Artificial neural networks learn through a combination of functions, weights, and biases. Each neuron receives weighted inputs from the outside world or from other neurons, adds bias to the sum of the weighted inputs, and then executes a function on the total to produce an output. During the learning process, the neural network weights are assigned randomly across the entire network to increase its overall accuracy in performing its task, such as deciding how likely a certain credit card transaction is fraudulent.
Imagine weights and biases as dials on a sound system. Just as you can turn the dials to control the volume, balance, and tone to produce the desired sound quality, the machine can adjust its dials (weights and biases) to fine-tune its accuracy. (For more about functions, weights, and bias, see my previous article, Functions, Weights, and Bias in Artificial Neural Networks.)

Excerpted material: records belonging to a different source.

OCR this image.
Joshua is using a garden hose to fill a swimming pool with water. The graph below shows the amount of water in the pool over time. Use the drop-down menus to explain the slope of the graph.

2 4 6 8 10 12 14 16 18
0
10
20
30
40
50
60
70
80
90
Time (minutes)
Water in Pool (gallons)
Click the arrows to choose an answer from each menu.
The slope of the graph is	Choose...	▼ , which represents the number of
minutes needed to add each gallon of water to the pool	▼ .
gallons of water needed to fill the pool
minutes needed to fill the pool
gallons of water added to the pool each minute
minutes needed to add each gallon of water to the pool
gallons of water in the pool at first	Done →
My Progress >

Setting Random Weights and Biases
When you’re setting up an artificial neural network, you have to start somewhere. You could start by cranking the dials all the way up or all the way down, but then you would have too much symmetry in the network, making it more difficult for the network to learn. Specifically, if neighboring nodes in the hidden layers of the neural network are connected to the same inputs and those connections have identical weights, the learning algorithm is unable to adjust the weights, and the model will be stuck — no learning will occur.

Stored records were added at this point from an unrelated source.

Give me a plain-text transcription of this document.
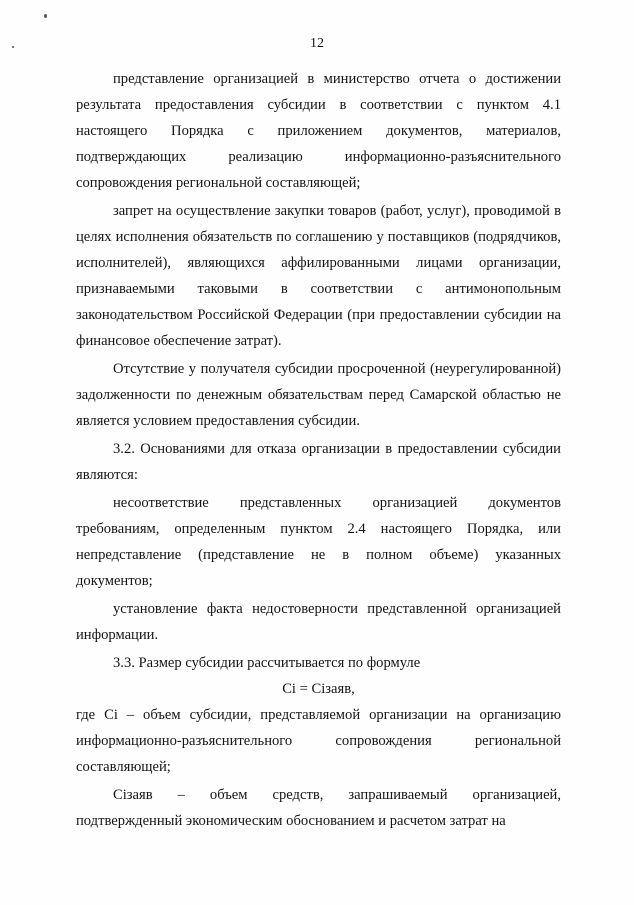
12

представление организацией в министерство отчета о достижении результата предоставления субсидии в соответствии с пунктом 4.1 настоящего Порядка с приложением документов, материалов, подтверждающих реализацию информационно-разъяснительного сопровождения региональной составляющей;

запрет на осуществление закупки товаров (работ, услуг), проводимой в целях исполнения обязательств по соглашению у поставщиков (подрядчиков, исполнителей), являющихся аффилированными лицами организации, признаваемыми таковыми в соответствии с антимонопольным законодательством Российской Федерации (при предоставлении субсидии на финансовое обеспечение затрат).

Отсутствие у получателя субсидии просроченной (неурегулированной) задолженности по денежным обязательствам перед Самарской областью не является условием предоставления субсидии.

3.2. Основаниями для отказа организации в предоставлении субсидии являются:

несоответствие представленных организацией документов требованиям, определенным пунктом 2.4 настоящего Порядка, или непредставление (представление не в полном объеме) указанных документов;

установление факта недостоверности представленной организацией информации.

3.3. Размер субсидии рассчитывается по формуле

Ci = Ciзаяв,

где Ci – объем субсидии, представляемой организации на организацию информационно-разъяснительного сопровождения региональной составляющей;

Ciзаяв – объем средств, запрашиваемый организацией, подтвержденный экономическим обоснованием и расчетом затрат на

Instead, you want to assign different values to the weights — typically small values, close to zero but not zero. (By default, the bias in each neuron is set to zero. The network can dial up the bias during the learning process and then dial it up or down to make additional adjustments.)
In the absence of any prior knowledge, a plausible solution is to assign totally random values to the weights. Techniques for generating random values include the following:
- Orthogonal random matrix initialization
- Zero-mean Gaussian
For now just think of random values as unrelated weights between zero and one but closer to zero. What’s important is that these random values provide a starting point that enables the network to adjust weights up and down to improve the artificial neural network’s accuracy. The network can also make adjustments by dialing the bias within each neuron up or down.
The Difference between Deterministic and Non-Deterministic Algorithms
For an artificial neural network to learn, it requires a machine learning algorithm — a process or set of procedures that enables the machine to create a model that can process the data input in a way that achieves the network’s desired objective. Algorithms come in two types:
- Deterministic: Every time the algorithm is given the same problem, it takes the same steps in the same sequence to solve it, and produces the same outcome. An example of a deterministic algorithm is the sort feature in a word processor. Every time you use the feature to sort a list, it takes the same steps to arrange the items in the same order.
- Non-deterministic: Every time the algorithm is given the same problem, it takes the steps in a different sequence, which may produce a slightly different outcome. An example of a non-deterministic algorithm is an electronic card game that shuffles the cards before dealing them. The cards must be shuffled in a way that places them in a random order, so players cannot “guess” the order of the cards.
As a rule of thumb, use deterministic algorithms to solve problems with concrete answers, such as determining which route is shortest in a GPS program. Use non-deterministic algorithms when an approximate answer is good enough and too much processing power and time would be required for the computer to arrive at a more accurate answer or solution.
An artificial neural network uses a non-deterministic algorithm, so the network can experiment with different approaches and then adjust accordingly to optimize its accuracy.
What Happens During the Learning Process?
Suppose you are training an artificial neural network to distinguish among different dog breeds. As you feed your training data (pictures of dogs and label of breeds) into the network, it adjusts the weights and biases to identify a relationship between each picture and label (dog breed), and it begins to distinguish between different breeds. Early in training, it may be a little unsure whether the dog in a certain picture is one breed or another. It may indicate that it’s 40% sure it’s a beagle, 30% sure it’s a dachshund, 20% sure it’s a Doberman, and 10% sure it’s a German shepherd.
Suppose it is a dachshund. You correct the machine, it adjusts the weights and biases, and tries again. This time, the machine indicates that it’s 80% sure it’s a dachshund, and 20% sure it’s a beagle. You tell the machine it is correct, and no further adjustment is needed. (Of course, the machine may need to make further adjustments later if it makes another mistake.)
The good news is that during the machine learning process, the artificial neural network does most of the heavy lifting. It turns the dials up and down to make the necessary adjustments. You just need to make sure that you give it a good starting point by assigning random weights and that you continue to feed it relevant input to enable it to make further adjustments.